Quantum routing of single photons with whispering-gallery resonators

TL;DR

This paper presents a theoretical study on quantum routing of single photons using whispering-gallery resonators coupled to waveguides, demonstrating controllable routing and high transfer rates through parameter tuning.

Contribution

It provides an analytical quantum scattering framework for photon routing in a two-WGR system, revealing controllable routing and resonance phenomena.

Findings

Routing efficiency can exceed 0.5 near resonance with a single resonator.

High transfer rates are achievable even outside resonance regimes.

Fano-like resonances are tunable through system design.

Abstract

Quantum routing of single photons in a system with two waveguides coupled to two whispering-gallery resonators (WGRs) are investigated theoretically.

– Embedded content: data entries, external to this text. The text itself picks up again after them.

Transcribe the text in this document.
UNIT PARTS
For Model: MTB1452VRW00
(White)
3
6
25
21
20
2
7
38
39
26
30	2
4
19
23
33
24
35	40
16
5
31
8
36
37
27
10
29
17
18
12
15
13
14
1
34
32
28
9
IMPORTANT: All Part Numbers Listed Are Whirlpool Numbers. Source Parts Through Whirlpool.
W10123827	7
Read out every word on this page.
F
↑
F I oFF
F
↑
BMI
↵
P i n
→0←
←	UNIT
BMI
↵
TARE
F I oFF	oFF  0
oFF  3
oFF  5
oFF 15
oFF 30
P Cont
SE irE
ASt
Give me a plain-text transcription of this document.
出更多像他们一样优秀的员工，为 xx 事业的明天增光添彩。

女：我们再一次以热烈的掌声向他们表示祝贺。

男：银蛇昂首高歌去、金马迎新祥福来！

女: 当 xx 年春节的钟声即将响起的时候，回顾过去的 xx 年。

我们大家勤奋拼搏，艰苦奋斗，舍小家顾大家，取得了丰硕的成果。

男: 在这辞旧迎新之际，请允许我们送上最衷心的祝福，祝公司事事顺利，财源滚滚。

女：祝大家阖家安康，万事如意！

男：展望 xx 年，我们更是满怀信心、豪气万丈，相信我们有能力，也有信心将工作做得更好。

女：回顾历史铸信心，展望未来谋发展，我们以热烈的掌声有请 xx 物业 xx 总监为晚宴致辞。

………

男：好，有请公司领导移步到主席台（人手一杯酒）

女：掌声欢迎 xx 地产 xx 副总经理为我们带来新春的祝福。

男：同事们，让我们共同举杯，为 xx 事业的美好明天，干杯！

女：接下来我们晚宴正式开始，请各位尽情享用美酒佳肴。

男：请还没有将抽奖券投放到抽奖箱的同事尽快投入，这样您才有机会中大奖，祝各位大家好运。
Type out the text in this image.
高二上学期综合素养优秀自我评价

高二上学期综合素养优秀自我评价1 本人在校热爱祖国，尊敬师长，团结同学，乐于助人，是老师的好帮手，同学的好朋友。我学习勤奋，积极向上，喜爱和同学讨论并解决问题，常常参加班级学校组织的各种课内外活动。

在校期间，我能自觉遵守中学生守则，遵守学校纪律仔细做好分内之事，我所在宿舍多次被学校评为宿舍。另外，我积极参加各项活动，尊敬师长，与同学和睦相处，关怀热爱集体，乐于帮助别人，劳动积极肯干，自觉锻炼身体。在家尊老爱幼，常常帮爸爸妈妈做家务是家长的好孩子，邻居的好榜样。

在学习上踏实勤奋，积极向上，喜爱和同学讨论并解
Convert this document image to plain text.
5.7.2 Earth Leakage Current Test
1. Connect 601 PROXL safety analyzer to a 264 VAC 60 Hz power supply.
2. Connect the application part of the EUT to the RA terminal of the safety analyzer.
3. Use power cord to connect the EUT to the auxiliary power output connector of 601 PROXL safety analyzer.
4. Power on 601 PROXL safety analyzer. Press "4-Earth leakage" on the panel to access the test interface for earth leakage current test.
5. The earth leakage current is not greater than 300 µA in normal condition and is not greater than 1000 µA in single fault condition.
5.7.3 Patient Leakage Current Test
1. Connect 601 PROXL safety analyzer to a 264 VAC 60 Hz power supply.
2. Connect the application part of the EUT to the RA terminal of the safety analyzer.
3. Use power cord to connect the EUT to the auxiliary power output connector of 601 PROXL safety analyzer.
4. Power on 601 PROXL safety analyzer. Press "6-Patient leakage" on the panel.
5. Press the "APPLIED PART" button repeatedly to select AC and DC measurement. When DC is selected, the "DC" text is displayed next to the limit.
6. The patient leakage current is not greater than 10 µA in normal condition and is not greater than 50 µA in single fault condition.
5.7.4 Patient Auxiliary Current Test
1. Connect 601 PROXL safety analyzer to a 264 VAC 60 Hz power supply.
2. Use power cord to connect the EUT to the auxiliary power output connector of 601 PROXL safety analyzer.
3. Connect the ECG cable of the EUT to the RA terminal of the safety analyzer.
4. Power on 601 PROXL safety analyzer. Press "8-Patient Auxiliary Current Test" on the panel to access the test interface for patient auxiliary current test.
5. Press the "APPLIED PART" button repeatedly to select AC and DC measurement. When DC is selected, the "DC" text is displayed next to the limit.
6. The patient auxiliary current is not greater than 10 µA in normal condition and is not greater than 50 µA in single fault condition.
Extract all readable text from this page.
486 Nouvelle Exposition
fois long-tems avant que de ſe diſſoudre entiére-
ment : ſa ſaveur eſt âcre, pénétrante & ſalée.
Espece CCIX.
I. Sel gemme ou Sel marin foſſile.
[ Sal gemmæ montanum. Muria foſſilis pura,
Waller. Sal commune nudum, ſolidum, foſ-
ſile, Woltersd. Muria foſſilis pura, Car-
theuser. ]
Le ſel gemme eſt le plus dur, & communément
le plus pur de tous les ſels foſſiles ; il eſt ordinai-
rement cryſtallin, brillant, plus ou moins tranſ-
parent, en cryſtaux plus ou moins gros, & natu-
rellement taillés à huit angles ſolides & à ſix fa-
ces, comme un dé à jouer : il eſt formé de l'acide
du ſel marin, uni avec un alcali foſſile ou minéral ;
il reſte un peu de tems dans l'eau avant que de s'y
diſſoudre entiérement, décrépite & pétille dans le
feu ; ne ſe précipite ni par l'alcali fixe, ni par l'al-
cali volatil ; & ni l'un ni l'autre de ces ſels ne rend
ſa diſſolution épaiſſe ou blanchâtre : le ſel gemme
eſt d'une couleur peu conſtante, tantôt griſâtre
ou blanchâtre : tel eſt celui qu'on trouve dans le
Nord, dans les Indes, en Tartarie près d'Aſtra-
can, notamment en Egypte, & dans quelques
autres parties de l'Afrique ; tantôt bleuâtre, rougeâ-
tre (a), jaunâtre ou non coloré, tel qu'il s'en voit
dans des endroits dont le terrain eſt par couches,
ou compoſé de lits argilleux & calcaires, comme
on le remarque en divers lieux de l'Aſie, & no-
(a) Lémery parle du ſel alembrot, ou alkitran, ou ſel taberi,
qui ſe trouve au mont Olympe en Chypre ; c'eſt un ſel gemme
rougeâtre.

With a real-space full quantum theory, photonic scattering amplitudes along four ports of the waveguide network are analytically obtained. It is shown that, by adjusting the geometric and physical parameters of the two-WGR configuration, the quantum routing properties of single photons along the present waveguide network can be controlled effectively. For example, the routing capability from input waveguide to another one can significantly exceed 0.5 near the resonance point of scattering spectra, which can be achieved with only one resonator. By properly designing the distance between two WGRs and the waveguide-WGR coupling strengths, the transfer rate between the waveguides can also reach certain sufficiently high values even in the non-resonance regime. Moreover, Fano-like resonances in the scattering spectra are designable. The proposed system may provide a potential application in controlling single-photon quantum routing as a novel router.